Hi Everyone...
This is my first post here, although I have been watching the community for about 2 weeks now. My name is Nikki, I'm 20 years old, and live in Saco, ME- (for those of you who don't know, yes, ME is in the U.S.)
This is my situation...
Background Information
I have this friend, Keith, (25) whom I've been attracted to and romantically interested in since I've known him (about 5 years now.) When I first met him, he was off/on with his gf of 3 years, so i brushed my feelings aside and appreciated him as a friend.
Skip to December, 2006: He and his girlfriend are finally broken up for the last time. Keith & I had always flirted in a subtle way, and now he was going to New Mexico for a few months. I was at his going away party and ended up taking care of him after he got sick: i.e. getting him water, rubbing his back, etc. Once he felt better, I sat on his lap because there was nowhere else to sit. Talk to him outside a bit about his ex, then hug him goodbye and don't see him for quite some time, although we occasionally messaged each other back and forth on MySpace.
I got the balls one night to send him a message (damn MySpace) asking him if he maybe wanted to go out sometime when he got back. I never got a response, so I just assumed he wasn't interested and moved on with me life.
Current Situation:
Skip to June, 2007: Keith returns from New Mexico. I was nervous about running into him because of the message. I was worried it was going to be awkward. I start hanging out with his friend Matty on a daily basis, and so, I hang out with Keith on a daily basis as well. One night, thanks to liquid courage (alcohol) I asked him why he never wrote back, to at least say "Hey, thanks, but no thanks". He claimed he never got the message, and I changed the subject.
A week or so later, I texted him (in the same room, and again, drunk) telling him how I had liked him since before he and his ex broke up the first time.
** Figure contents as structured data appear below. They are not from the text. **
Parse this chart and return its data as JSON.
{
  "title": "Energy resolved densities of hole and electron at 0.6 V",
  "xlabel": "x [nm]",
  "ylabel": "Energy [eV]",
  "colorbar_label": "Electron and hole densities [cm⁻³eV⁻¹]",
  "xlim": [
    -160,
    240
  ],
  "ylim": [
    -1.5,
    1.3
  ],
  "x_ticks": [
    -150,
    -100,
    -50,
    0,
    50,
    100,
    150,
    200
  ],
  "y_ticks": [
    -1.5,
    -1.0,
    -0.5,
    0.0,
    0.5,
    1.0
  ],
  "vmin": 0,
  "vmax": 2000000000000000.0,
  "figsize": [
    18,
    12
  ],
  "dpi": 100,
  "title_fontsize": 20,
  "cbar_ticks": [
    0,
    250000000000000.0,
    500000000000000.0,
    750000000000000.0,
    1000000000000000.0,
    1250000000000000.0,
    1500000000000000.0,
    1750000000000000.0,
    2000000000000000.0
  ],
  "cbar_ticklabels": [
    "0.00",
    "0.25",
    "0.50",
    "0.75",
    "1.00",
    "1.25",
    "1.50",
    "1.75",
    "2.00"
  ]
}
He said he was flattered, but had a lot of emotional turmoil to work through and couldn't be in a relationship at that point in time, which I understood, and personally didn't want a serious relationship myself at that time either. I suggested seeing eachother, and he agreed. I spent the night with him that night and all we did was cuddle.
The next night, I let him know that I meant everything I had said, drunk or not, and needed to know if he regretted it so that I could move on. He said that he thought we should just be friends, because my friendship meant more to him than any physical relationship ever would. (exact words.)
I went to New York for the weekend, and when I came back, hung out with him and drank (in celebration of my birthday, which we had missed because of my trip) and ended up staying with him again. As we were cuddling, he said how apparent it was that we couldn't be "just friends". I agreed, and then he told me that there was "someone else". I asked who, and he told me her name, and that she lived in Alaska, and he had met her while on his trip in Colorado. I stupidly assumed it was next to nothing, because, well, she lived in Alaska. I then told him that as long as she knew about me as well, I was fine with it. Seeing each other is not exclusive. I also told him that I wanted to take it slow, and he told me that he didn't want to hurt me, and agreed with taking it slow.
A few weeks later, I couldn't stop thinking about how badly I wanted to kiss him (we were taking it reeaaallly slow.) I sent him a text message, letting him know that I wanted to kiss him, and that if he (still) felt the same way, he was free to make the first move because I am wayyy too shy. I also mentioned how i was REALLY starting to like him (not a minute went by when I wasn't thinking of him) and said that if he didn't feel the same, we would just pretend that i never sent the message.
He never kissed me, but that same night, he put his head on my lap and gave me a back massage without me asking, and other small things to get close to me. We fell asleep on the couch watching a movie together. I tried to keep my guard up, but at the same time, thought "He knows how much I like him, he wouldn't be doing this to me if he didn't feel the same way."
I still haven't talked to him about it, but I have, however, pulled back physically. When I stayed with him the other night I slept against the wall, allowing him to come to me (which he didn't.) I don't text him, unless its to hang out as a group. I've basically accepted that we're only friends, but ...
The Question
Do I talk to him about our relationship to avoid future awkwardness, if, say, I meet someone else? He's just as shy as me, so he might just be reacting to my distance. I have no idea. Although I still do like him, I enjoy his friendship as well, and wouldn't want to do anything to ruin that. Or should I continue to distance myself and let him come to me?
Thanks for taking the time to read, I know it got a little long. :)
Any insight would be great. Thanks in advance, I am so happy this community exists.